The same comment, really, for contraception, abortion, infanticide, and innumerable other crimes — fornication, adultery, sodomy, bestiality — and whatever else Phil Robertson mentioned in the alligator swamp. I know these things happen. I am sometimes prepared to look the other way. I will allow that, in some cases, the consequences of having a law are worse than the consequences of not having a law; that we should “live and let live,” tolerate the tolerable, so long as it does not spread. But the argument that these are not wrongs, not “sins” both by revelation and reason — which, in principle, ought to be discouraged — goes beyond me.

Sin in secrecy is perfectly comprehensible. But when it ceases to be secret, and is flaunted without shame, well: “Houston, we have a problem.”

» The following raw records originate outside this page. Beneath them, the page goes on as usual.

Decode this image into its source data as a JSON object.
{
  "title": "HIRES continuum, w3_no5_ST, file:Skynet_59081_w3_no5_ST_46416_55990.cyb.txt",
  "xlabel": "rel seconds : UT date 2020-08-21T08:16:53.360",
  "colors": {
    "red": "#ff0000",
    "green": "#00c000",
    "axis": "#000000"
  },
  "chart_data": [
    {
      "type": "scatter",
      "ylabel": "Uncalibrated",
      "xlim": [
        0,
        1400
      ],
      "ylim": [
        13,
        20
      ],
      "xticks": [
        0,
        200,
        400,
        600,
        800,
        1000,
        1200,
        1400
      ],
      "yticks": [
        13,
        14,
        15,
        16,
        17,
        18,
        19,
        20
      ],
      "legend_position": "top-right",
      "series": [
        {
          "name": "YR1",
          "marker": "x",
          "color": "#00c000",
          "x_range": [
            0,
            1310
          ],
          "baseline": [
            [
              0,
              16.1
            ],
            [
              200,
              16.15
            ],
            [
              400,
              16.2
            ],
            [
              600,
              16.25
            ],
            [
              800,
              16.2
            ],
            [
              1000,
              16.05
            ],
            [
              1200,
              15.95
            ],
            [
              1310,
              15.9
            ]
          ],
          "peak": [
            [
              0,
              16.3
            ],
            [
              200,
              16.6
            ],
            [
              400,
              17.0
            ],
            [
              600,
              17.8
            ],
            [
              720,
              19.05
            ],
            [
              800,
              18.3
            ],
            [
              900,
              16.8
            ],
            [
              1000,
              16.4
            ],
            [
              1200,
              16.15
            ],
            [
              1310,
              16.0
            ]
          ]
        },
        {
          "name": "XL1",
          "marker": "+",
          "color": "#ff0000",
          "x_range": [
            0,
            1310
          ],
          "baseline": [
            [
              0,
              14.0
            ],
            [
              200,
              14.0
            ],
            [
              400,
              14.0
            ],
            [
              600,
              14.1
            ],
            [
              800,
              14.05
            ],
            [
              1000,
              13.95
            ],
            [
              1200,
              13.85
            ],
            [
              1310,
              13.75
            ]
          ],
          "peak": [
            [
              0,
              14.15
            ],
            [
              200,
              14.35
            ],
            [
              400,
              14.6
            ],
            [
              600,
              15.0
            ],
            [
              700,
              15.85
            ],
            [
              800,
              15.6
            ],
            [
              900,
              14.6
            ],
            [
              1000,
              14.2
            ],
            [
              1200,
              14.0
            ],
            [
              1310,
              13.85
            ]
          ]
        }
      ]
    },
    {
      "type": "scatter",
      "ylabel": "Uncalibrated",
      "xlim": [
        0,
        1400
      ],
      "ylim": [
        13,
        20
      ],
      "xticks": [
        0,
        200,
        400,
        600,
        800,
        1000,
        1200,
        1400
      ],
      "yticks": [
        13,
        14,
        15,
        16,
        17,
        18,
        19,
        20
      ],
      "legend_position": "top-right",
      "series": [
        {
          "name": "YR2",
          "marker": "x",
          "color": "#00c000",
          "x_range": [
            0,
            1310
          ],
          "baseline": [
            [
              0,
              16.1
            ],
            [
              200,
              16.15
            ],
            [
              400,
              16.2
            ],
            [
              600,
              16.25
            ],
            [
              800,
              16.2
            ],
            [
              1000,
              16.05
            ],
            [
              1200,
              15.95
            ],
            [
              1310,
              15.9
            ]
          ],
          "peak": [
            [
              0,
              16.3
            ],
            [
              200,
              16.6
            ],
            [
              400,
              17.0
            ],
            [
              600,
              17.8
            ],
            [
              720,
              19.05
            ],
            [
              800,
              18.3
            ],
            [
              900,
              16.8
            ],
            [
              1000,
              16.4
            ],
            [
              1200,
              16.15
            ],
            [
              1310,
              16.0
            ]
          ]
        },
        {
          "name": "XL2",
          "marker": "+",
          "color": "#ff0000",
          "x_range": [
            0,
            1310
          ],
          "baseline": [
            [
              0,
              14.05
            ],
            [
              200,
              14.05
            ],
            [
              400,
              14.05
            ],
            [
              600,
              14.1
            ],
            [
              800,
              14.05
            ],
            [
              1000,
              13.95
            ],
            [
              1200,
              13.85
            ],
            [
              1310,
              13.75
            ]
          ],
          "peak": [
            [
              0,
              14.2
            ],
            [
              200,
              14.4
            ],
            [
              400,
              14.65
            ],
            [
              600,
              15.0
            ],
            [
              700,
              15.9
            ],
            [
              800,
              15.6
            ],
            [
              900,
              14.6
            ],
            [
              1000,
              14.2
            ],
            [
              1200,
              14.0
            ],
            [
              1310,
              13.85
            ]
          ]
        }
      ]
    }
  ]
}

To Sandro Magister I send the curious reader for the best account yet of how the current Pope may, indeed, be Catholic. [Link.] At the most basic, viscerally intentional level, he, Jorge Mario Bergoglio, Pope Francis, seems to know exactly what he is dealing with, when he is meeting with men of worldly power; who have sold their souls to the devil to obtain it; whose dishonesty extends even to denying that crimes are crimes. I am relieved to learn that Francis is a “disciple” of such a thinker as Alberto Methol Ferré, whose description of contemporary “libertine atheism” is so astute. For the prospect of the Church herself making concessions to Belial is of concern to me.

Doing wrong is common enough. We’ve been doing that since Adam. But denying that wrong is wrong — that is where we pass from the human into the metaphysical realm of evil.